Science is known for well, being scientific. Meticulously thought-out processes are documented according to specific sets of rules and regulations. However, it seems as if someone forgot to keep track of a few things. University of Washington Researcher, Jason Yeatman, has rediscovered the vertical occipital fasciculus (VOF), a neural pathway in the brain associated with sight.
Discovered by Carl Wenicke
The vertical occipital fasciculus was originally discovered in 1881 by Carl Wenicke in a monkey brain and later identified in the human brain in 1888. It was seemingly forgotten about after that, but why? And how?
Wenicke, the original discoverer of the VOF, studied under neuroanatomist Theodor Meynert. Meynert theorized that all neural pathways moved horizontally through the brain and cited many of Wenicke’s other discoveries in the brain throughout his tenure. Maybe he was just uninterested in the VOF. Or, perhaps he was unhappy that his student had proved his own mentor’s theory false.
Without direct confirmation from Meynert, one of the leading neuroanatomists of the time, the VOF wasn’t officially named or recognized. For 100 years, some questioned its existence, argued over its function and gave it different names.
Yeatman’s PhD studies at Standford eventually led him to discovering the VOF after recognising it’s potential to be a vital neural pathway. The VOF is the only major fiber bundle connecting dorsolateral and ventrolateral visual cortex, meaning it runs vertically throughout the brain. As it would turn out, the verticality of this nerve bundle could have been the exact reason for its disappearance from medical literature.

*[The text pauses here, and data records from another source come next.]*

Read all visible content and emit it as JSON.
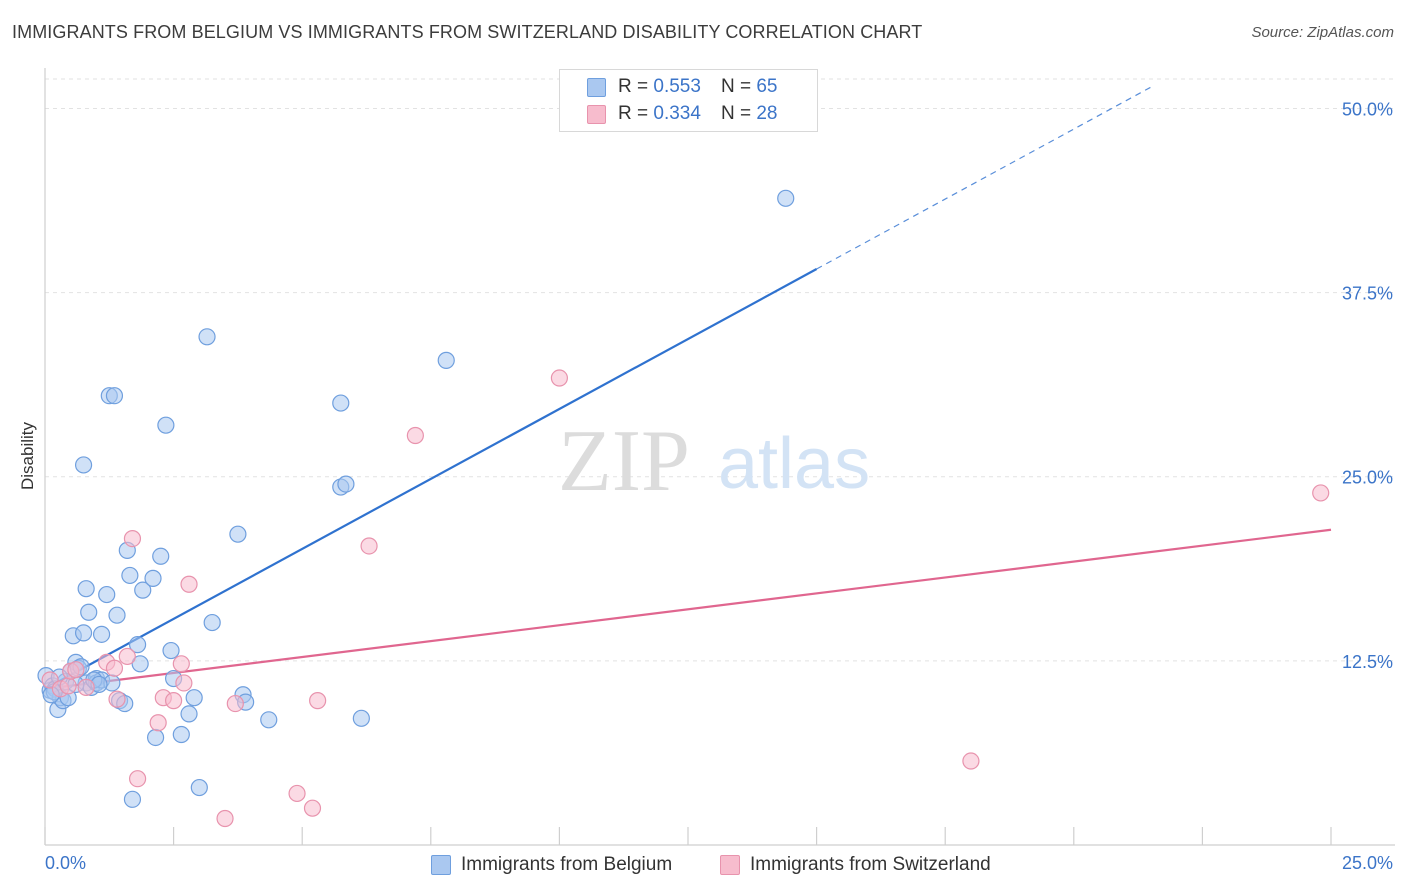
{
  "header": {
    "title": "IMMIGRANTS FROM BELGIUM VS IMMIGRANTS FROM SWITZERLAND DISABILITY CORRELATION CHART",
    "source": "Source: ZipAtlas.com"
  },
  "watermark": {
    "zip": "ZIP",
    "atlas": "atlas"
  },
  "legend_stats": [
    {
      "r_label": "R =",
      "r_value": "0.553",
      "n_label": "N =",
      "n_value": "65"
    },
    {
      "r_label": "R =",
      "r_value": "0.334",
      "n_label": "N =",
      "n_value": "28"
    }
  ],
  "colors": {
    "belgium_fill": "#aac8f0",
    "belgium_stroke": "#6f9fde",
    "belgium_line": "#2f72cf",
    "switzerland_fill": "#f7bccd",
    "switzerland_stroke": "#e893ad",
    "switzerland_line": "#e0668f",
    "tick_label": "#3b74c8",
    "grid": "#e2e2e2"
  },
  "chart_data": {
    "type": "scatter",
    "title": "IMMIGRANTS FROM BELGIUM VS IMMIGRANTS FROM SWITZERLAND DISABILITY CORRELATION CHART",
    "xlabel": "",
    "ylabel": "Disability",
    "xlim": [
      0,
      25
    ],
    "ylim": [
      0,
      52
    ],
    "x_tick_labels": [
      "0.0%",
      "25.0%"
    ],
    "y_ticks": [
      12.5,
      25.0,
      37.5,
      50.0
    ],
    "y_tick_labels": [
      "12.5%",
      "25.0%",
      "37.5%",
      "50.0%"
    ],
    "grid": true,
    "legend_position": "top-center",
    "series": [
      {
        "name": "Immigrants from Belgium",
        "r": 0.553,
        "n": 65,
        "points": [
          [
            0.02,
            11.5
          ],
          [
            0.1,
            10.5
          ],
          [
            0.15,
            10.8
          ],
          [
            0.2,
            10.6
          ],
          [
            0.25,
            9.2
          ],
          [
            0.3,
            10.0
          ],
          [
            0.35,
            9.8
          ],
          [
            0.45,
            10.0
          ],
          [
            0.5,
            11.8
          ],
          [
            0.55,
            14.2
          ],
          [
            0.6,
            12.4
          ],
          [
            0.65,
            12.0
          ],
          [
            0.7,
            12.1
          ],
          [
            0.75,
            14.4
          ],
          [
            0.8,
            11.0
          ],
          [
            0.9,
            10.7
          ],
          [
            0.75,
            25.8
          ],
          [
            0.8,
            17.4
          ],
          [
            0.85,
            15.8
          ],
          [
            1.0,
            11.3
          ],
          [
            1.0,
            11.0
          ],
          [
            1.1,
            11.2
          ],
          [
            1.1,
            14.3
          ],
          [
            1.2,
            17.0
          ],
          [
            1.25,
            30.5
          ],
          [
            1.3,
            11.0
          ],
          [
            1.35,
            30.5
          ],
          [
            1.4,
            15.6
          ],
          [
            1.45,
            9.8
          ],
          [
            1.55,
            9.6
          ],
          [
            1.6,
            20.0
          ],
          [
            1.65,
            18.3
          ],
          [
            1.7,
            3.1
          ],
          [
            1.8,
            13.6
          ],
          [
            1.85,
            12.3
          ],
          [
            1.9,
            17.3
          ],
          [
            2.1,
            18.1
          ],
          [
            2.15,
            7.3
          ],
          [
            2.25,
            19.6
          ],
          [
            2.35,
            28.5
          ],
          [
            2.45,
            13.2
          ],
          [
            2.5,
            11.3
          ],
          [
            2.65,
            7.5
          ],
          [
            2.8,
            8.9
          ],
          [
            2.9,
            10.0
          ],
          [
            3.0,
            3.9
          ],
          [
            3.15,
            34.5
          ],
          [
            3.25,
            15.1
          ],
          [
            3.75,
            21.1
          ],
          [
            3.85,
            10.2
          ],
          [
            3.9,
            9.7
          ],
          [
            4.35,
            8.5
          ],
          [
            5.75,
            30.0
          ],
          [
            5.75,
            24.3
          ],
          [
            5.85,
            24.5
          ],
          [
            6.15,
            8.6
          ],
          [
            7.8,
            32.9
          ],
          [
            14.4,
            43.9
          ],
          [
            0.18,
            10.4
          ],
          [
            0.4,
            11.1
          ],
          [
            0.95,
            11.2
          ],
          [
            1.05,
            10.9
          ],
          [
            0.12,
            10.2
          ],
          [
            0.28,
            11.4
          ],
          [
            0.6,
            10.9
          ]
        ]
      },
      {
        "name": "Immigrants from Switzerland",
        "r": 0.334,
        "n": 28,
        "points": [
          [
            0.1,
            11.2
          ],
          [
            0.3,
            10.6
          ],
          [
            0.45,
            10.8
          ],
          [
            0.5,
            11.8
          ],
          [
            0.6,
            11.9
          ],
          [
            0.8,
            10.7
          ],
          [
            1.2,
            12.4
          ],
          [
            1.35,
            12.0
          ],
          [
            1.4,
            9.9
          ],
          [
            1.6,
            12.8
          ],
          [
            1.7,
            20.8
          ],
          [
            1.8,
            4.5
          ],
          [
            2.2,
            8.3
          ],
          [
            2.3,
            10.0
          ],
          [
            2.5,
            9.8
          ],
          [
            2.65,
            12.3
          ],
          [
            2.7,
            11.0
          ],
          [
            2.8,
            17.7
          ],
          [
            3.5,
            1.8
          ],
          [
            3.7,
            9.6
          ],
          [
            4.9,
            3.5
          ],
          [
            5.2,
            2.5
          ],
          [
            5.3,
            9.8
          ],
          [
            6.3,
            20.3
          ],
          [
            7.2,
            27.8
          ],
          [
            10.0,
            31.7
          ],
          [
            18.0,
            5.7
          ],
          [
            24.8,
            23.9
          ]
        ]
      }
    ],
    "trendlines": [
      {
        "series": "Immigrants from Belgium",
        "x": [
          0,
          15.0
        ],
        "y": [
          10.6,
          39.1
        ],
        "dashed_extension_to_x": 25
      },
      {
        "series": "Immigrants from Switzerland",
        "x": [
          0,
          25
        ],
        "y": [
          10.6,
          21.4
        ]
      }
    ]
  }
}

Yeatman noted that it connects two regions of the brain: one that is important in perceiving things like someone’s face or being able to read words and the other that helps you to focus in a specific place and move your eyes.
All of this means that the VOF potentially plays a pivotal role in things like recognising your friend’s face as well as being able to read entire written pages quickly and recognise individual words. Its rediscovery is just another piece of the puzzle that is our brain.
Let’s hope they don’t lose it this time.